Einschränkungen bei der Ausübung des Ermessens bestehen dahingehend, dass sich das Finanzamt am Zweck der Ermächtigung orientieren und die gesetzlichen Grenzen des Ermessens einhalten muss Fußnote). Der Zweck der Ermächtigung ergibt sich aus den Gründen, die der Gesetzgeber für die Inanspruchnahme und die einzelnen gesetzlichen Normen (Fußnote) vorgesehen hat. Primärer Zweck der Haftungsvorschriften ist die Sicherung von Steuereinnahmen. Die gesetzlichen Grenzen ergeben sich aus den gesetzlichen Tatbeständen und dem Grundsatz der Verhältnismäßigkeit. Ein Verstoß gegen den Zweck der Ermächtigung oder den Grundsatz der Verhältnismäßigkeit führt dazu, dass der Haftungsbescheid inhaltlich falsch ist.

Die Finanzgerichte - als nächste Instanzen nach einem Einspruchsverfahren - können bei Ermessensentscheidungen nach § 102 FGO (Fußnote) die Entscheidung des Finanzamts nur eingeschränkt überprüfen. Eine Änderung des Haftungsbescheids ist danach nur möglich, wenn das Finanzamt einen der folgenden Fehler gemacht hat:

  • Ermessensüberschreitung
  • Ermessensunterschreitung
  • Ermessensfehlgebrauch

Allerdings entspricht im Normalfall die Inanspruchnahme aller in Frage kommenden Haftungspersonen und dies jeweils in vollem Umfang dem Absicherungsgedanken des Gesetzes.

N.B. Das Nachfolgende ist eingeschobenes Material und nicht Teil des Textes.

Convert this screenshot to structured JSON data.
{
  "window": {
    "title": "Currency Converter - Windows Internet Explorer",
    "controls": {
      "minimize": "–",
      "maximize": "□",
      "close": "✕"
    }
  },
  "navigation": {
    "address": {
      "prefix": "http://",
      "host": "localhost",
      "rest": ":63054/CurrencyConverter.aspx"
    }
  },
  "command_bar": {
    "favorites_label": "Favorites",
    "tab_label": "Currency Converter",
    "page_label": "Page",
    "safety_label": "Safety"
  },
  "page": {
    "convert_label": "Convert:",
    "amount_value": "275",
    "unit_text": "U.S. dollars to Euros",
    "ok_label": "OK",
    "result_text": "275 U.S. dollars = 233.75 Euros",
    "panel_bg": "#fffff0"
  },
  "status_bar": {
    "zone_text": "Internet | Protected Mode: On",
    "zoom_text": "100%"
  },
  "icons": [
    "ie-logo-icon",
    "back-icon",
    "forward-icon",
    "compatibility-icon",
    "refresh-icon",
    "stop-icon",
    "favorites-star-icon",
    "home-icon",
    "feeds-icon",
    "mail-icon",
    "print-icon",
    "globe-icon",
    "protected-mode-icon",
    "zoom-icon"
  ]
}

9.1.4.1 Entschließungsermessen

Die Frage, ob überhaupt ein Haftungsbescheid ergehen soll, wird im Rahmen des Entschließungsermessens geprüft. Eine Inanspruchnahme hat zu erfolgen, wenn Vollstreckungsmaßnahmen gegen die GmbH keinen Erfolg bringen und deshalb der GmbH-Geschäftsführer als Haftungsschuldner heranzuziehen ist. Vollstreckungsmaßnahmen bringen regelmäßig keinen Erfolg, wenn über das Vermögen der GmbH das Insolvenzverfahren mangels Maße nicht eröffnet wurde.

9.1.4.2 Auswahlermessen

Kommen mehrere Haftungsschuldner in Frage, muss das Finanzamt wegen des sog. Auswahlermessenes eine Auswahl darüber treffen, wen es in Haftung nimmt, und diese Auswahl auch entsprechend begründen (Fußnote).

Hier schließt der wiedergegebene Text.